Петра откинула простыню.
— Вот ты где! Отчего такой грустный? Ну-ка, встряхнись. — Она потянула Джона за член.
— Петра, ради Бога!
— Дороти, снимай трусики.
Та спустила панталоны, но они застряли на ее авокадовых поджилках, обнажив сероватый лоскуток хомячьей шкурки на лобке. Сама же Дороти то ли прыгнула, то ли рухнула на кровать.
— Не хочешь покусать? — Петра предлагала пенис Джона, словно ломтик поджаренного хлеба с закуской.
— Может, через минутку. — Голос прозвучал ворчливо и по-детски тонко.
— О’кей. Тогда смотри. Присоединишься, когда пожелаешь. — Петра запечатлела театральный поцелуй, но глаза не закрыла и внимательно следила за Джоном. Потерлась о его ногу, застонала и сползла вниз, больно покусывая. Потянулась к члену и зажала его меж зубами, как сигару. — Иди, — позвала она толстушку. — Садись ему на лицо. Умрешь от удовольствия. Я тебе говорила, он настоящий ас работать языком.
— Петра, не знаю, — глухо прокаркала Дороти.
— Не сомневайся. Это тебе подарок. Сегодня твоя ночь. Делай все, что захочется. Ты ведь всегда на него заглядывалась.
— Петра! — Умоляющий возглас.
— Заглядывалась. Сама мне говорила.
— Ты мне обещала.
— Он все знает. Они всегда знают. Не сомневайся.
— Не надо. Она не должна. — Джон изо всех сил пытался остановить происходящее.
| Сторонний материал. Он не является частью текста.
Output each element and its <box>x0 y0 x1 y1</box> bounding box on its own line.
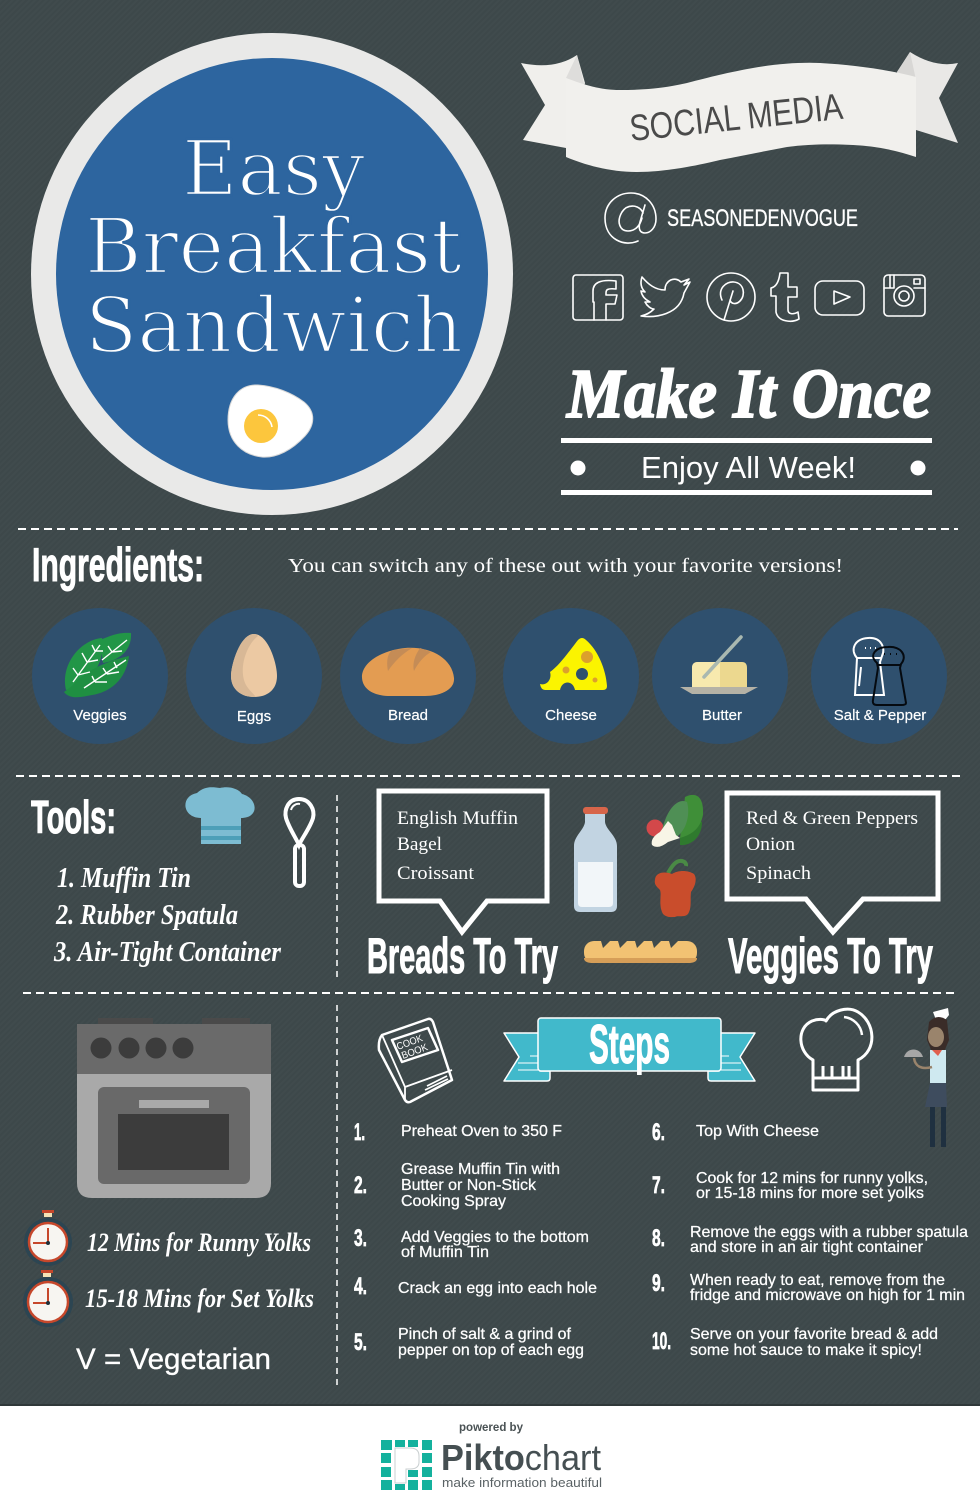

— А ты заткнись. Не твоего ума дело. Давай. — Петра тянула Дороти до тех пор, пока та не встала на колени у его головы.
Приподняла колено и устроилась, точно наседка на круто сваренных яйцах.
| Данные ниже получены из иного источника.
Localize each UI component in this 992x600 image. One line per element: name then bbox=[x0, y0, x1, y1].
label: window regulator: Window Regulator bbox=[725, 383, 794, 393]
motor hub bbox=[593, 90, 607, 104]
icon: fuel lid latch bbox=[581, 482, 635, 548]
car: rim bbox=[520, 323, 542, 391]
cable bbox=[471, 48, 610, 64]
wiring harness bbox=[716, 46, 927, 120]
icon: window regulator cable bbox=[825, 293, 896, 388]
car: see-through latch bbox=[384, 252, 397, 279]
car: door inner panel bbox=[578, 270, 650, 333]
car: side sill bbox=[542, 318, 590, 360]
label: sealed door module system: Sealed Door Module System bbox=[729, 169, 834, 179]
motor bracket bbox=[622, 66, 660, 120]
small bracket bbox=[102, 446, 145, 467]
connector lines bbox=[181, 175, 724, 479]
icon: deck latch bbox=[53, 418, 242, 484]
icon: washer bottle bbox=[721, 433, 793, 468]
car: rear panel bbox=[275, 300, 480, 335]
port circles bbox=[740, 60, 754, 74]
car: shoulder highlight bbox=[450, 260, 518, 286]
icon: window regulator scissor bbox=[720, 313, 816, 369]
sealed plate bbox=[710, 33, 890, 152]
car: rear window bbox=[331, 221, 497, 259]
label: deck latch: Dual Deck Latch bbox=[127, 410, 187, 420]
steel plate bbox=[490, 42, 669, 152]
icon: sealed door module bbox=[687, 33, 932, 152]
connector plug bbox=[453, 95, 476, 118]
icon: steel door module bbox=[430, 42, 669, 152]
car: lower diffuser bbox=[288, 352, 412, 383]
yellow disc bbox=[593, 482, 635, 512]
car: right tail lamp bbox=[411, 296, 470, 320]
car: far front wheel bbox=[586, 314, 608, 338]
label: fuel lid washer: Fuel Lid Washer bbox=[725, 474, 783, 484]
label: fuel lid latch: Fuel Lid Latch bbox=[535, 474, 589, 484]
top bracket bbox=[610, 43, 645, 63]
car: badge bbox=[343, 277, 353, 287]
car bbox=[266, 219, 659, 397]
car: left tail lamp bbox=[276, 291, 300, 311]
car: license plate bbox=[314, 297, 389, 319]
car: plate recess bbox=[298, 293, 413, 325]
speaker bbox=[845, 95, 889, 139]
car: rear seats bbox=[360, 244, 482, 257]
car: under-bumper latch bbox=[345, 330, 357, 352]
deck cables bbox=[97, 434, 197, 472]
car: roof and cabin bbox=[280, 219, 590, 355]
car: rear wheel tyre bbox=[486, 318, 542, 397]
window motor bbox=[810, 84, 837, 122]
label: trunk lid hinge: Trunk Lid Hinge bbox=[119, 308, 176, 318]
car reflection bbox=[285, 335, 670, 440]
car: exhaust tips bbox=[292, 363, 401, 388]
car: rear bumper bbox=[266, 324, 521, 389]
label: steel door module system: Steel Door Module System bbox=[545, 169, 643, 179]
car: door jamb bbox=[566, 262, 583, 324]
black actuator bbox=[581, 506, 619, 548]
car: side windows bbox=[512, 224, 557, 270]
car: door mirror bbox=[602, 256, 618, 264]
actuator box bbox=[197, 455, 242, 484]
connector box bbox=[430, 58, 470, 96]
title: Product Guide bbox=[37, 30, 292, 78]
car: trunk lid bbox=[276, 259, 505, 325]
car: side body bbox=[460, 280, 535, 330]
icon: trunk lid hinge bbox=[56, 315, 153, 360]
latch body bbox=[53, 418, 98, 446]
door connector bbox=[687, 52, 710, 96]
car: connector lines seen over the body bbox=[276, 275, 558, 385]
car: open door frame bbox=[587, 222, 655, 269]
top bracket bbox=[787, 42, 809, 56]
Бедная Дороти. Что сделать? Что сказать, чтобы не испортить все еще больше? От нее тянуло плесенью и кислым, а на вкус отдавало уксусом, мочой и влажной присыпкой. Потертые прыщавые ягодицы укутали щеки, мясистая плоть заткнула нос, жесткие волосы терлись о подбородок. Ее казалось очень много. Складки и интимные филиграни, нежные, витые, как морские водоросли, хрящики колебались у рта.
Джон силился вздохнуть, но в рот лезла кожа и мясистые округлости. Он попытался приподнять сальную подушку зада и пробиться к воздуху, но напрасно. Он понимал, что трахнуть это невозможно. Что скорее всего вообще после этого никого не сможет трахнуть.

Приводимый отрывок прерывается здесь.